Değerli arkadaşlarım, hepsinin ötesinde gerek 16 Nisanda yapılan referandum gerekse bugün yapılan bu yasa değişikliği ve önümüzdeki günlerde de yapılacak seçimler herhâlde olağanüstü hâl rejimi altında yapılacak gibi görünüyor. Bunu söylüyoruz, "Ne engel var sıradan vatandaş için?" diyorlar. Kardeşim, o dönemin Adalet Bakanı Sayın Bekir Bozdağ'ın OHAL kabul edilirken yaptığı bir konuşma var, o dönemde konuşma yapan Sayın Naci Bostancı'nın sözleri var. Sayın Bekir Bozdağ'ın sözlerinin arasında OHAL'in belki üç ay bile sürmeden -üç aylık süreyle verilmişti OHAL- sürdürülmeden, süresini bile doldurmadan kaldırılabileceği söylenmişken bugün iki seneye yaklaşan bir OHAL süreciyle ülkemiz yönetiliyor.
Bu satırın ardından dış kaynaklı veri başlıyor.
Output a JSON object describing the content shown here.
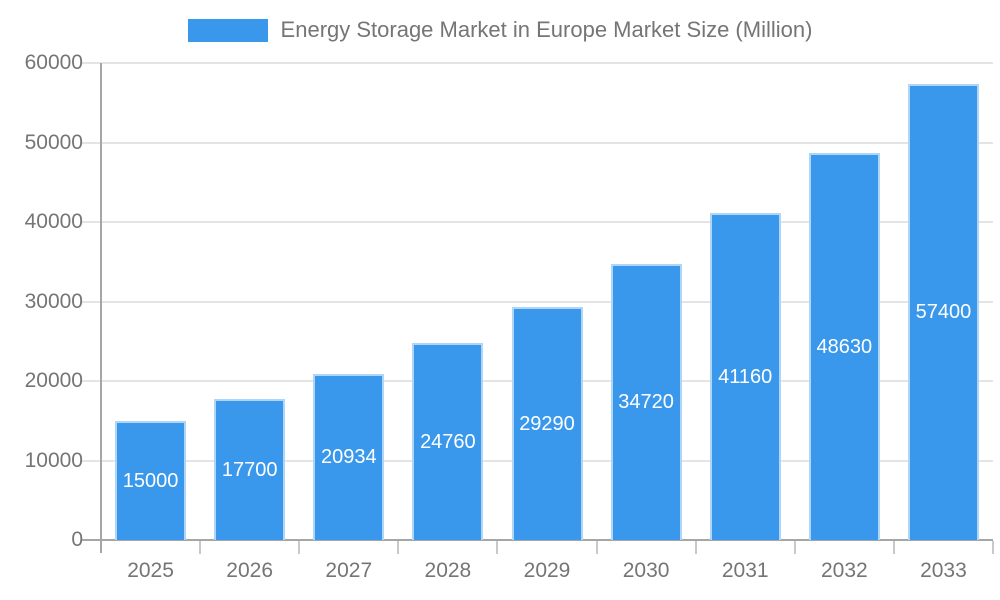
{
  "chart_data": {
    "type": "bar",
    "legend": "Energy Storage Market in Europe Market Size (Million)",
    "legend_position": "top",
    "categories": [
      "2025",
      "2026",
      "2027",
      "2028",
      "2029",
      "2030",
      "2031",
      "2032",
      "2033"
    ],
    "values": [
      15000,
      17700,
      20934,
      24760,
      29290,
      34720,
      41160,
      48630,
      57400
    ],
    "xlabel": "",
    "ylabel": "",
    "ylim": [
      0,
      60000
    ],
    "yticks": [
      0,
      10000,
      20000,
      30000,
      40000,
      50000,
      60000
    ],
    "grid": true,
    "data_labels": "inside-center-white",
    "colors": {
      "bar": "#3998ec",
      "bar_border": "#b0d6f7",
      "grid": "#e4e4e4",
      "axis": "#a6a6a6",
      "tick": "#c9c9c9",
      "text": "#757575",
      "bar_label_text": "#ffffff"
    }
  }
}
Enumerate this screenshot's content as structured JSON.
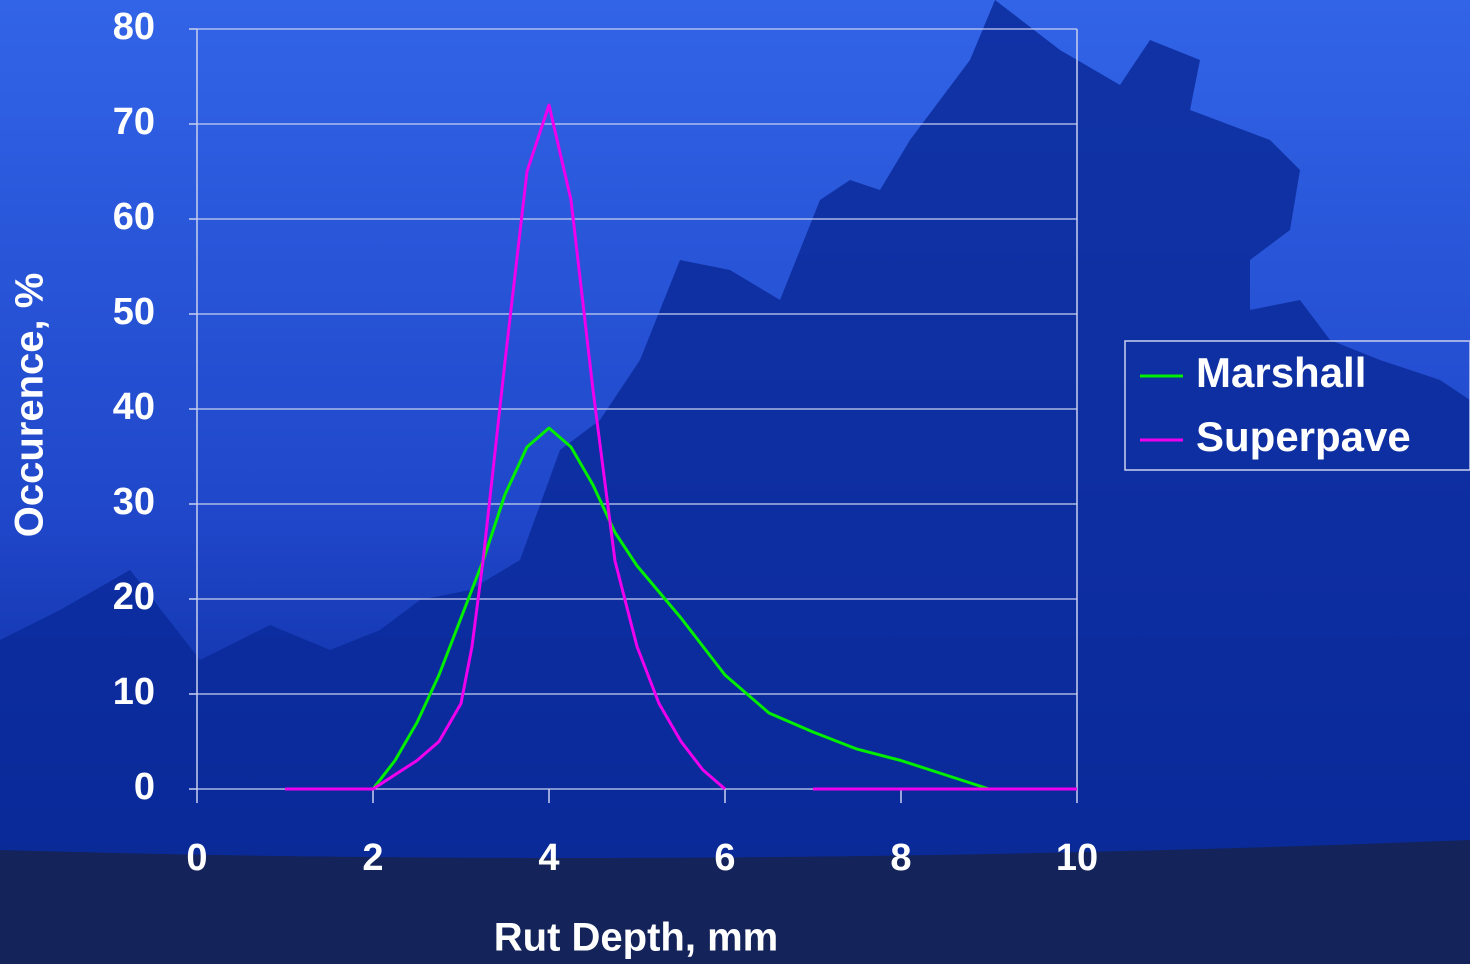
{
  "chart_data": {
    "type": "line",
    "x_label": "Rut Depth, mm",
    "y_label": "Occurence, %",
    "xlim": [
      0,
      10
    ],
    "xticks": [
      0,
      2,
      4,
      6,
      8,
      10
    ],
    "ylim": [
      0,
      80
    ],
    "yticks": [
      0,
      10,
      20,
      30,
      40,
      50,
      60,
      70,
      80
    ],
    "grid": true,
    "legend": "right",
    "series": [
      {
        "name": "Marshall",
        "color": "#00ee00",
        "x": [
          2,
          2.25,
          2.5,
          2.75,
          3,
          3.25,
          3.5,
          3.75,
          4,
          4.25,
          4.5,
          4.75,
          5,
          5.5,
          6,
          6.5,
          7,
          7.5,
          8,
          8.5,
          9,
          9.5,
          10
        ],
        "values": [
          0,
          3,
          7,
          12,
          18,
          24,
          31,
          36,
          38,
          36,
          32,
          27,
          23.5,
          18,
          12,
          8,
          6,
          4.2,
          3,
          1.5,
          0,
          0,
          0
        ]
      },
      {
        "name": "Superpave",
        "color": "#ee00ee",
        "x": [
          1,
          2,
          2.25,
          2.5,
          2.75,
          3,
          3.125,
          3.25,
          3.5,
          3.75,
          4,
          4.25,
          4.5,
          4.75,
          5,
          5.25,
          5.5,
          5.75,
          6,
          6.5,
          7,
          7.5,
          8,
          8.5,
          9,
          9.5,
          10
        ],
        "values": [
          0,
          0,
          1.5,
          3,
          5,
          9,
          15,
          24,
          45,
          65,
          72,
          62,
          42,
          24,
          15,
          9,
          5,
          2,
          0,
          null,
          0,
          0,
          0,
          0,
          0,
          0,
          0
        ]
      }
    ]
  }
}
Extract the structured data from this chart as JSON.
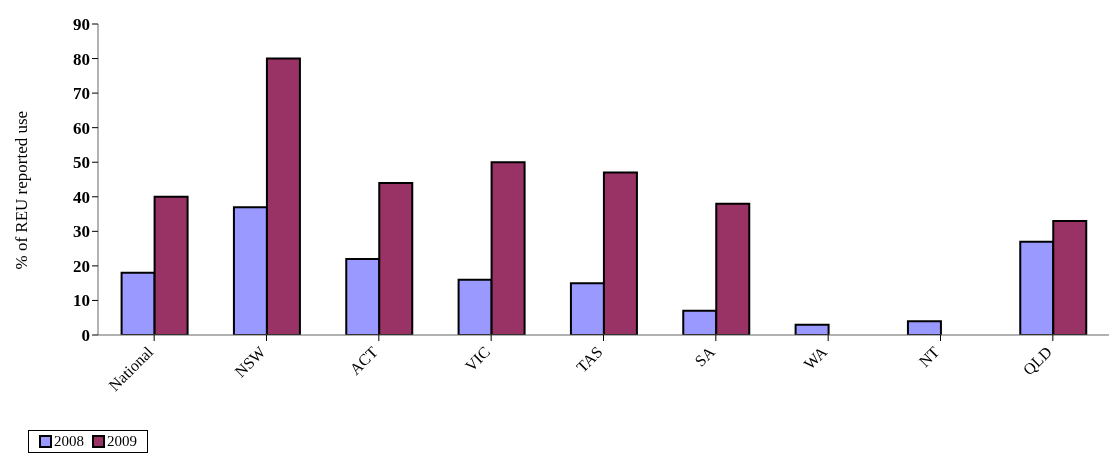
{
  "chart_data": {
    "type": "bar",
    "ylabel": "% of REU reported use",
    "categories": [
      "National",
      "NSW",
      "ACT",
      "VIC",
      "TAS",
      "SA",
      "WA",
      "NT",
      "QLD"
    ],
    "series": [
      {
        "name": "2008",
        "color": "#9999ff",
        "values": [
          18,
          37,
          22,
          16,
          15,
          7,
          3,
          4,
          27
        ]
      },
      {
        "name": "2009",
        "color": "#993366",
        "values": [
          40,
          80,
          44,
          50,
          47,
          38,
          null,
          null,
          33
        ]
      }
    ],
    "ylim": [
      0,
      90
    ],
    "yticks": [
      0,
      10,
      20,
      30,
      40,
      50,
      60,
      70,
      80,
      90
    ],
    "grid": false,
    "legend": "bottom"
  }
}
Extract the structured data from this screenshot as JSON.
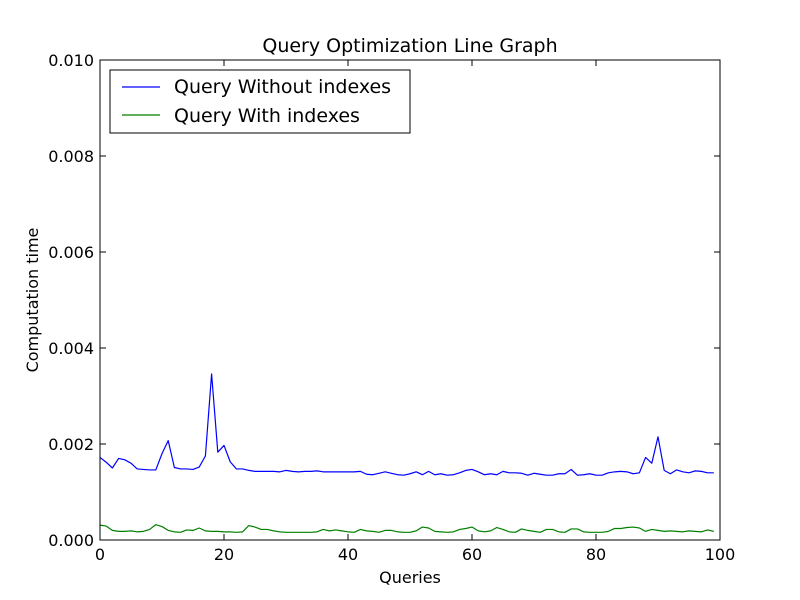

(Mikrofon otomatik cihaz tarafından kapatıldı)

BAŞKAN - Tufan Bey, bir saniye, tekrar başlatıyorum.

Buyurun.

TUFAN KÖSE (Çorum) - Bakın, 15 Temmuz darbe girişimiydi. 15 Temmuz darbe girişiminde 4 partinin milletvekilleri 80 milyon halkımıza dayanarak karşı durdu, bir hain çeteyi geri püskürttü. Bunda emeği geçen başta Sayın Cumhurbaşkanı olmak üzere bütün partilerin genel başkanlarına, milletvekillerine ve şehit düşen 250'ye yakın insanımıza, binlerce gazimize buradan saygılarımızı sunuyoruz, minnetlerimizi sunuyoruz ama bu tek başına bir insanın engellediği bir şey değil. Fakat 20 Temmuzdaki yapılan hadise -ilk üç ayı dışarı çıkarttığımızda- bir darbedir, 71'de, 80'de yapılan darbeden bize göre bir farkı bulunmamaktadır. Hâlâ da bir darbe yönetimi altında hem Anayasa değişikliği yaptık hem birçok yasayı değiştirdik hem de böyle önemli, Türkiye'nin geleceğini etkileyecek bir yasayı değiştirmeye çalışıyoruz.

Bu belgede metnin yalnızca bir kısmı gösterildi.